I don’t think we do enough to reinforce the reality that a wedding isn’t an end in itself; it’s a beginning. Don’t get me wrong -- I love a good party -- but a wedding and a marriage are two different things. Our current Catholic practice of preparing couples for marriage at least alerts young fiancés in the throes of planning their big bash to the mundane realities of the post-honeymoon stage -- finances, conflict resolution, having children, decision-making. Couples are usually required to complete some kind of preparation course facilitated by professionals and experienced married couples. But after the wedding, we push them out of the nest and say, “Fly. Goodbye and good luck. We’ll look for you again when your first child needs to be baptized.”

Every marriage has its betrayals and reconciliations, its desolations and consolations. And this is where the grace that is present always in the sacramental view of marriage -- even in the most difficult moments -- helps to rebirth that original love that recognized in you what you recognized in me.

I have recently read two takes on the role of religious ceremony in marriage-making.
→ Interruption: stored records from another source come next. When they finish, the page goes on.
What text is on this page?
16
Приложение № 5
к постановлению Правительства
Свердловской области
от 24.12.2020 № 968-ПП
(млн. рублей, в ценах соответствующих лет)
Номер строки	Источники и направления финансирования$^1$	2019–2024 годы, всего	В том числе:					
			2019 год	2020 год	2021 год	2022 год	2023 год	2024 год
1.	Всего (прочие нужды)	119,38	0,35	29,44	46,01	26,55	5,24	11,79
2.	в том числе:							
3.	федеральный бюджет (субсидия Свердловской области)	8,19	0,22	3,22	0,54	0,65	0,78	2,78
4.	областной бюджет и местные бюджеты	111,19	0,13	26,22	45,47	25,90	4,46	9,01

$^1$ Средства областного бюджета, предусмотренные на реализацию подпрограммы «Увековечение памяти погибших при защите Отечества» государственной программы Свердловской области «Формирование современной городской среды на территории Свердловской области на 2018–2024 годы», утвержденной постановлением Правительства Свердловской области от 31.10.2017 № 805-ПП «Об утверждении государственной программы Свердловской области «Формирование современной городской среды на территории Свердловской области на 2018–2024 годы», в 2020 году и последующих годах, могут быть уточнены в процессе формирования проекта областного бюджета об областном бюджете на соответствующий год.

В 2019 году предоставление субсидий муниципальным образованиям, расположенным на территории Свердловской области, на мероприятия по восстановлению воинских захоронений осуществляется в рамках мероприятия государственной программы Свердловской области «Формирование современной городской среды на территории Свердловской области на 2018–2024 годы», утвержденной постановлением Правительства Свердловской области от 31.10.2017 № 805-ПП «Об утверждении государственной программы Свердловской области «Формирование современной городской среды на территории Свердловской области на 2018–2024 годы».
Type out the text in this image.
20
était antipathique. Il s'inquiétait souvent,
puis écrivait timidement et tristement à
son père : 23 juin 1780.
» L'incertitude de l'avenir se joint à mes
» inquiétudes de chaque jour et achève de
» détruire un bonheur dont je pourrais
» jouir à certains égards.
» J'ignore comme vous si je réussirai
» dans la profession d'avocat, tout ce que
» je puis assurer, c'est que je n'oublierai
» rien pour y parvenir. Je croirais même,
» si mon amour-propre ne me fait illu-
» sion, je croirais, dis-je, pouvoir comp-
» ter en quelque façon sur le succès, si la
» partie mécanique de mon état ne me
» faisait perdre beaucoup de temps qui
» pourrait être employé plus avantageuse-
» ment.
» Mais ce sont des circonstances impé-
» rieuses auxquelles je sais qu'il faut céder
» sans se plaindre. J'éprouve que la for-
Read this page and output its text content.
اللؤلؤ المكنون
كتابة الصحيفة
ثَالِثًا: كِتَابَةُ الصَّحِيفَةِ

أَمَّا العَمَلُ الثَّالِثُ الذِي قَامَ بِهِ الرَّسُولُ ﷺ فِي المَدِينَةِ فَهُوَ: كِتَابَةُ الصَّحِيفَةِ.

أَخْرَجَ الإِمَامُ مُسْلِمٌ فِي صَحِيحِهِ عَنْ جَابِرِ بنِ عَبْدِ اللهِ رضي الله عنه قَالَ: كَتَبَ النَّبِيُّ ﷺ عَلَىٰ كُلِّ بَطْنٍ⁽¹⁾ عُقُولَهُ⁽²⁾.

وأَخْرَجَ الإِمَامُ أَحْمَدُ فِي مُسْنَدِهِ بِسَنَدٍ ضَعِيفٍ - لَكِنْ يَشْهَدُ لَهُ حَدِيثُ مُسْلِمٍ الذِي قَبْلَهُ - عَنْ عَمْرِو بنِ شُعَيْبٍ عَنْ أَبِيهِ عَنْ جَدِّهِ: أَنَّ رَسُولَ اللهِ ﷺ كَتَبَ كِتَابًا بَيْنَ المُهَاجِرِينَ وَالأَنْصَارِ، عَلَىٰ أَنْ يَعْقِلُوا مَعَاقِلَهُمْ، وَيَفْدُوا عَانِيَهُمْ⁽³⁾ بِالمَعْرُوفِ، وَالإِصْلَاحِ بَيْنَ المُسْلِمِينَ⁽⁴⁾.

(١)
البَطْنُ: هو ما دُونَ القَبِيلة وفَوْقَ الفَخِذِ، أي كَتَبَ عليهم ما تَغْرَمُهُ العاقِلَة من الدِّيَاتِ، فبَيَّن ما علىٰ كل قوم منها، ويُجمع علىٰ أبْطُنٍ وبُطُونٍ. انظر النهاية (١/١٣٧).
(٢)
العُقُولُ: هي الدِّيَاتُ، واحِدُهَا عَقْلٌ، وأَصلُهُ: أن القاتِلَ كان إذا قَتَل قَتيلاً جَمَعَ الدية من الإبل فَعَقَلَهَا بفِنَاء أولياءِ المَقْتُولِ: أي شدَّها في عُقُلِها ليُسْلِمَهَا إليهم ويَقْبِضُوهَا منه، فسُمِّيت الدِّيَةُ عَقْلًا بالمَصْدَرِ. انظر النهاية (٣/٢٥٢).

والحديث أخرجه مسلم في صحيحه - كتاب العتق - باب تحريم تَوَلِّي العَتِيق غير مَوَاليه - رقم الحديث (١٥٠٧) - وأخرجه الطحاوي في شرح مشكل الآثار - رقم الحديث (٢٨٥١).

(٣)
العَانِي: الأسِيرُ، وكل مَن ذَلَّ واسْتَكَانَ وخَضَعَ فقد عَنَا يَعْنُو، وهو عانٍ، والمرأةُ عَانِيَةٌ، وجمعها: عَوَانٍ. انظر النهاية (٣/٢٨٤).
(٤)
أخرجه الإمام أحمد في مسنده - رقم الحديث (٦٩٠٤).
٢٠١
A letter to TheNew York Timesproposed that all civil marriage be abolished and those couples who wish their union blessed by their deity and religious community can do so. And William Stringfellow in his book Instead of Deathsuggested that all couples make a civil union to satisfy the legalities; then those who wish can go and get their unions blessed by their church -- none of this church standing in for state business. Either way, it puts the onus on couples to ask for religious marriage as a blessing, a conscious choice by a couple to invite their community to call them to accountability, and to ask for mentoring and support in their ongoing union. It’s a start not only to completing the circle of belonging, but to widening it as well to include, one hopes, children, friends and family, one’s surrounding community, and the poor and unloved.

In the film “As Good as It Gets,” Jack Nicholson’s mentally ill character says to Helen Hunt’s character that his esteem for her inspires him to take his meds; even though he hates to conform to doctor’s orders, he knows it helps. His explanation is the highest compliment he can think of: “You make me want to be a better man.” My universal wedding wish is that all couples become better people, and the world a better place, for having each other to love and trust as friends and companions for the journey. Trust me, as good as it gets isn’t half bad.